The Northern Research Forum (NRF) is operated by the University of Akureyri (UNAK) and coordinates various Arctic activities in Iceland and internationally, both within and outside of UNAK. The NRF provides an international platform for an effective dialogue between members of the research community and a wide range of stakeholders including researchers, educators, politicians, business leaders, civil servants, community leaders, NGO representatives, and resource users and managers. The Forum facilitates research on issues and problems relevant to the contemporary Northern agenda and which are believed to have global significance.
Dr. Ólafur Ragnar Grímsson, the former President of Iceland, launched the idea of the NRF in September 1998 on the occasion of his speech commemorating the official opening of the twentieth academic year of the University of Lapland in northern Finland. Subsequently, the University of Lapland prepared a feasibility study regarding this initiative.

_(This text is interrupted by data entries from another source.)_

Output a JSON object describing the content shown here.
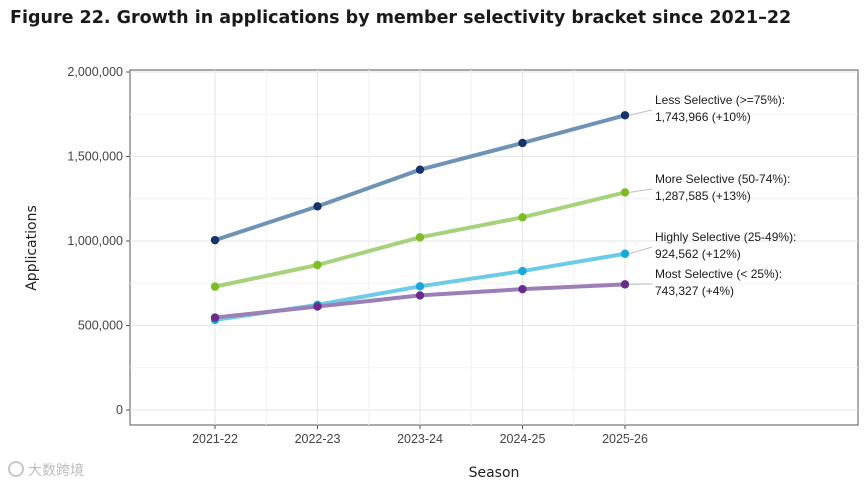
{
  "chart_data": {
    "type": "line",
    "title": "Figure 22. Growth in applications by member selectivity bracket since 2021–22",
    "xlabel": "Season",
    "ylabel": "Applications",
    "categories": [
      "2021-22",
      "2022-23",
      "2023-24",
      "2024-25",
      "2025-26"
    ],
    "ylim": [
      0,
      2000000
    ],
    "yticks": [
      0,
      500000,
      1000000,
      1500000,
      2000000
    ],
    "ytick_labels": [
      "0",
      "500,000",
      "1,000,000",
      "1,500,000",
      "2,000,000"
    ],
    "grid": true,
    "legend": "none",
    "series": [
      {
        "name": "Less Selective (>=75%):",
        "values": [
          1005000,
          1205000,
          1422000,
          1580000,
          1743966
        ],
        "line_color": "#6f93b6",
        "marker_color": "#16336b",
        "annotation": [
          "Less Selective (>=75%):",
          "1,743,966 (+10%)"
        ]
      },
      {
        "name": "More Selective (50-74%):",
        "values": [
          730000,
          858000,
          1022000,
          1140000,
          1287585
        ],
        "line_color": "#a8d17c",
        "marker_color": "#7cbd26",
        "annotation": [
          "More Selective (50-74%):",
          "1,287,585 (+13%)"
        ]
      },
      {
        "name": "Highly Selective (25-49%):",
        "values": [
          533000,
          622000,
          732000,
          822000,
          924562
        ],
        "line_color": "#6ccbe6",
        "marker_color": "#19a8d8",
        "annotation": [
          "Highly Selective (25-49%):",
          "924,562 (+12%)"
        ]
      },
      {
        "name": "Most Selective (< 25%):",
        "values": [
          547000,
          612000,
          678000,
          715000,
          743327
        ],
        "line_color": "#9b7fb6",
        "marker_color": "#6a2c8c",
        "annotation": [
          "Most Selective (< 25%):",
          "743,327 (+4%)"
        ]
      }
    ]
  },
  "watermark": {
    "text": "大数跨境",
    "icon": "camera-logo-icon"
  }
}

The NRF began its work in Iceland in October 1999 with the formation of a steering committee and a secretariat.
Main activities of the NRF include, but are not limited to, the following:
- Overseeing and implementing the NRF Fellows Program;
- Administering UNAK’s bilateral or multilateral Arctic cooperation activities, including the Nansen professorship;
- Aiding NRF Fellows in supporting the work of the Arctic Council working groups;
- Supporting the presence of UNAK participants at the Arctic Circle Conference;
- Facilitating and promoting UNAK’s participation in the UArctic network.
UNAK emphasizes on the importance to cooperate with universities in the North and is one of the founding members of the University of the Arctic, a collaborative network of universities in the North. The University of the Arctic links together universities and organizes student exchange program (North2North), thematic networks, joint degree, etc. UNAK's policy with the emphasis on Arctic issues has created uniqueness for the university which is now both domestically and abroad recognized for teaching and research in disciplines related to the North.